As an aggressive hostess with high-level military contacts, she reportedly made an indelible impression on Mr. Han before he returned to Seoul early this year to become president of the powerful Korea International Trade Association. He saw her as an influential go-between as Korea and the US expanded economic ties after approval of the Korea-US Free Trade Agreement.
Korean officials in Seoul and Washington emphasize, however, that the position of honorary consul is voluntary, that the consul is unpaid and has no formal diplomatic status but is seen as a valued link to influential figures.
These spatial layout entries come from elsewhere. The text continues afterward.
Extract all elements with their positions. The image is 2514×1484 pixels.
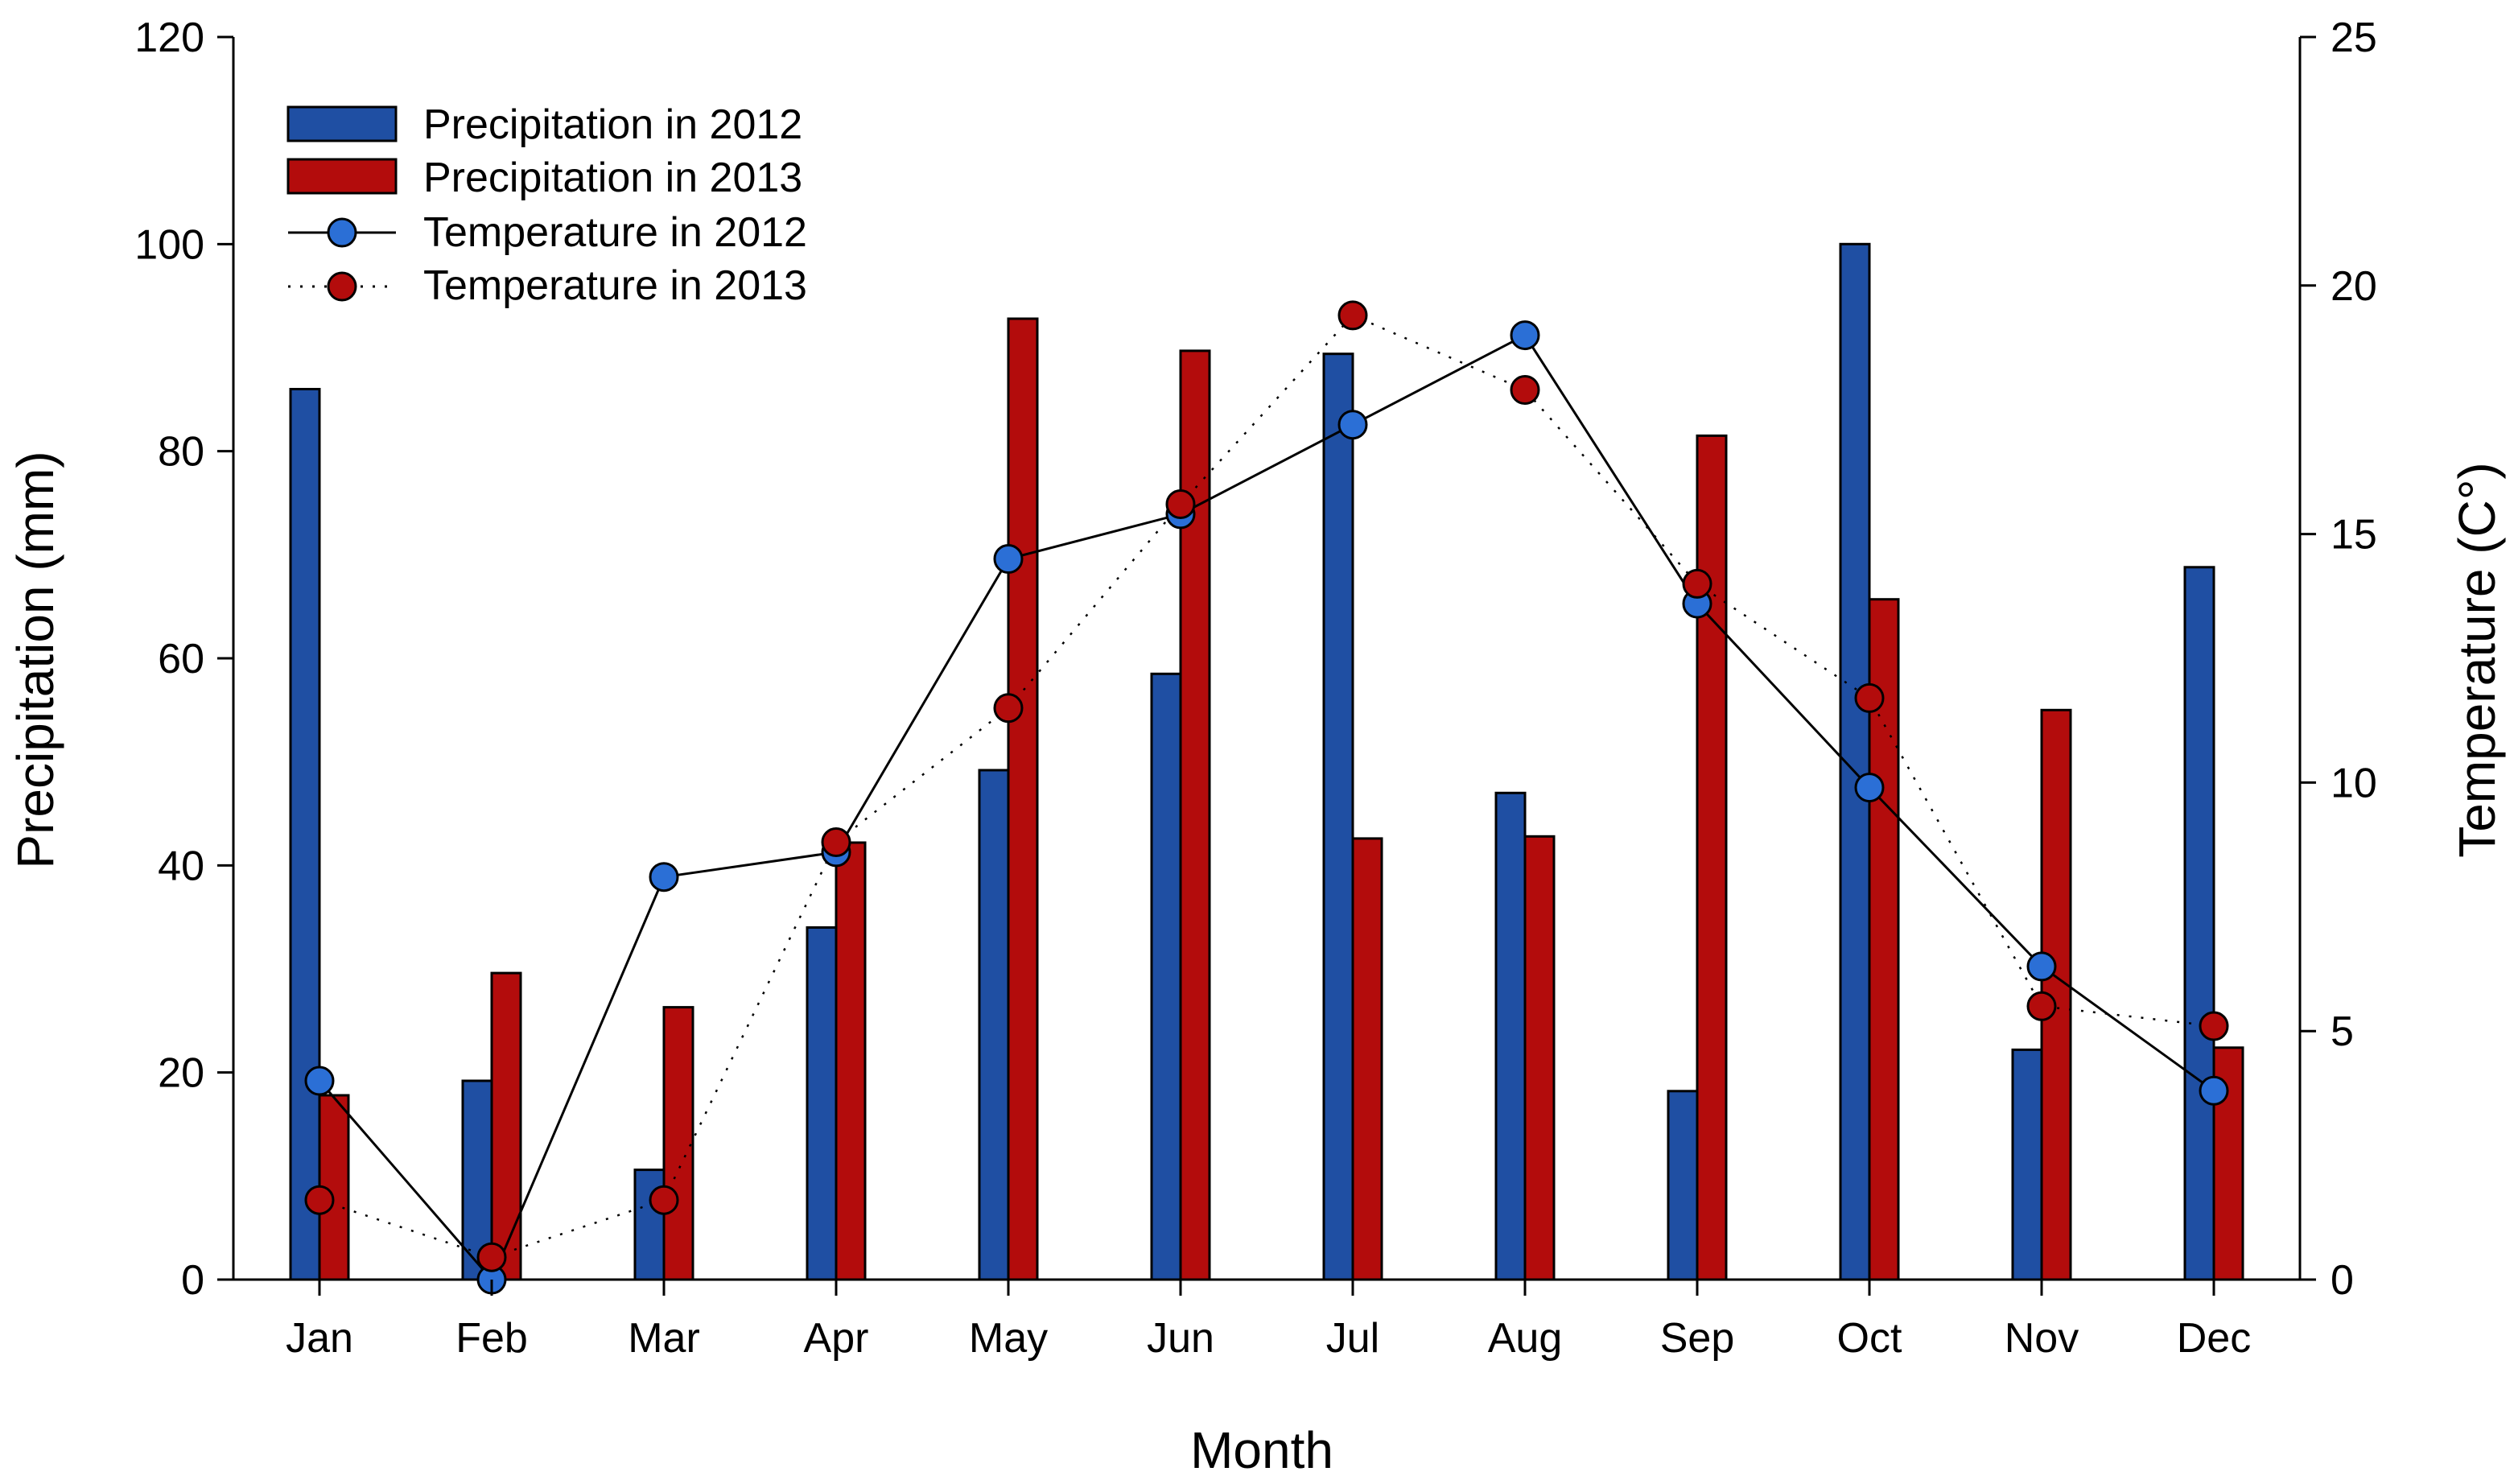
y-tick-label: 20 [158,1050,204,1097]
y-tick-label: 120 [134,14,204,61]
x-tick-label: Feb [455,1315,528,1362]
marker-temp-2012-nov [2026,951,2057,982]
x-tick-label: Dec [2177,1315,2251,1362]
legend-label-precip-2013: Precipitation in 2013 [423,155,802,201]
legend: Precipitation in 2012 Precipitation in 2… [286,101,807,309]
axes: 0 20 40 60 80 100 120 0 5 10 15 20 25 Jan Feb Mar Apr May… [134,14,2377,1362]
x-tick-label: Apr [804,1315,869,1362]
y-axis-title: Precipitation (mm) [6,451,64,868]
bar-precip-2012-apr [806,926,838,1281]
y2-tick-label: 0 [2331,1257,2354,1304]
bar-precip-2012-sep [1667,1090,1699,1281]
bar-precip-2012-nov [2011,1048,2043,1281]
marker-temp-2013-jun [1165,489,1196,519]
marker-temp-2013-sep [1682,568,1712,599]
x-tick-label: Mar [628,1315,700,1362]
bar-precip-2012-jun [1150,672,1182,1281]
marker-temp-2013-apr [821,827,851,857]
bar-precip-2013-jul [1351,837,1383,1281]
x-tick-label: Jul [1326,1315,1379,1362]
line-temp-2012 [318,333,2215,1282]
bar-precip-2012-jul [1322,352,1354,1281]
y-tick-label: 100 [134,221,204,268]
marker-temp-2012-oct [1854,773,1885,803]
y2-axis-title: Temperature (C°) [2448,462,2506,858]
marker-temp-2013-oct [1854,682,1885,713]
temperature-lines [304,300,2229,1295]
marker-temp-2013-jan [304,1185,335,1215]
marker-temp-2013-dec [2199,1011,2229,1041]
marker-temp-2012-aug [1510,320,1540,351]
marker-temp-2013-jul [1337,300,1368,331]
legend-label-precip-2012: Precipitation in 2012 [423,101,802,148]
bar-precip-2012-aug [1494,791,1527,1281]
legend-swatch-precip-2012 [286,105,398,142]
y-tick-label: 80 [158,429,204,476]
legend-label-temp-2013: Temperature in 2013 [423,262,807,309]
x-tick-label: Oct [1837,1315,1902,1362]
bar-precip-2012-jan [289,388,321,1281]
legend-marker-temp-2013 [327,271,357,302]
y-tick-label: 60 [158,636,204,682]
x-tick-label: Nov [2005,1315,2079,1362]
marker-temp-2012-jul [1337,410,1368,440]
bar-precip-2012-may [978,769,1010,1281]
x-tick-label: Jun [1147,1315,1214,1362]
bar-precip-2013-aug [1523,835,1556,1281]
bar-precip-2013-mar [662,1006,694,1281]
bars [289,242,2244,1281]
marker-temp-2013-mar [649,1185,679,1215]
legend-label-temp-2012: Temperature in 2012 [423,209,807,256]
x-tick-label: Aug [1488,1315,1563,1362]
y2-tick-label: 25 [2331,14,2377,61]
y2-tick-label: 15 [2331,512,2377,559]
marker-temp-2012-jan [304,1066,335,1096]
bar-precip-2012-oct [1839,242,1871,1281]
x-axis-title: Month [1190,1421,1333,1479]
marker-temp-2012-mar [649,862,679,892]
y-tick-label: 0 [181,1257,204,1304]
y2-tick-label: 5 [2331,1008,2354,1055]
marker-temp-2013-may [993,693,1024,723]
bar-precip-2013-feb [490,971,522,1281]
marker-temp-2013-aug [1510,375,1540,405]
marker-temp-2012-dec [2199,1075,2229,1106]
y2-tick-label: 10 [2331,760,2377,806]
marker-temp-2012-may [993,544,1024,574]
marker-temp-2013-feb [476,1242,507,1272]
bar-precip-2013-oct [1868,598,1900,1281]
y2-tick-label: 20 [2331,263,2377,310]
x-tick-label: Sep [1660,1315,1735,1362]
legend-marker-temp-2012 [327,217,357,248]
marker-temp-2013-nov [2026,991,2057,1021]
x-tick-label: May [969,1315,1048,1362]
legend-swatch-precip-2013 [286,158,398,195]
bar-precip-2013-apr [835,841,867,1281]
x-tick-label: Jan [286,1315,353,1362]
bar-precip-2013-may [1007,317,1039,1281]
bar-precip-2013-sep [1696,434,1728,1281]
y-tick-label: 40 [158,843,204,889]
bar-precip-2012-dec [2183,566,2215,1281]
In the case of Kelley, one of 15 honorary Korean consuls in the US, she provided lines of communication to senior officers at MacDill Air Force Base in Tampa, headquarters of CENTCOM, the US Central Command.
Daughter of Lebanese immigrants, Kelley formed bonds with commanders to whom Korean officials badly wanted access. Her inner circle included Petraeus, former US commander in Afghanistan, his wife, Holly, and Marine Gen. John Allen, chief of the international security assistance force in Afghanistan.
Kelley, who reportedly sent thousands of e-mails to General Allen and his wife, until two days ago had a pass that enabled her to enter MacDill Air Force Base unescorted. She was reportedly a member of the unofficial “Friends of MacDill” group and bestowed the title of “honorary ambassador” by CENTCOM.
Anxious for close ties to US commanders, Korean officials “recognized Ms. Kelley as someone connected with both the civilian and official community,” says Han Sung-joo, former South Korean foreign minister.
Mr. Han, who also served as ambassador to the US, notes that Korea closed its consulate in Miami around the time that he was foreign minister in the 1990s but found a need to raise its profile with US commanders responsible for leading US troops in wars in the Middle East. Korea has sent small contingents of troops to Iraq and Afghanistan.
He compares Korea’s desire for ties to CENTCOM with its long established relations with the US Pacific Command in Honolulu. With a full-time consulate in Honolulu, he says, “Much of the work of the consul in Honolulu is with the Pacific Command,” responsible for US forces throughout East Asia, including Korea.
The honorary consul, says Mr. Han, “in many cases can hold dinners or lunches with commanders” – something that Kelley and her husband, Scott, did often.
Han doubts, however, if there was anything amiss in Jill Kelley’s activities on behalf of Korea. “Ms. Kelley is not really implicated,” he says. “She’s just a pretty woman of Lebanese descent who happens to be in the news.”
With the Korean media highlighting the Korean angle, Koreans seem to appreciate the saga of Petraeus and his relationship with Ms. Broadwell, coauthor of a flattering biography of him, mostly for its entertainment value.
“Everybody does it,” says Seoul shopkeeper Lee Kwang-hoon, “but here somehow they would have fixed it before it was revealed.”
“It’s a funny case,” says housewife Kim So-yoon, who is also from Seoul. “Too bad he was caught.”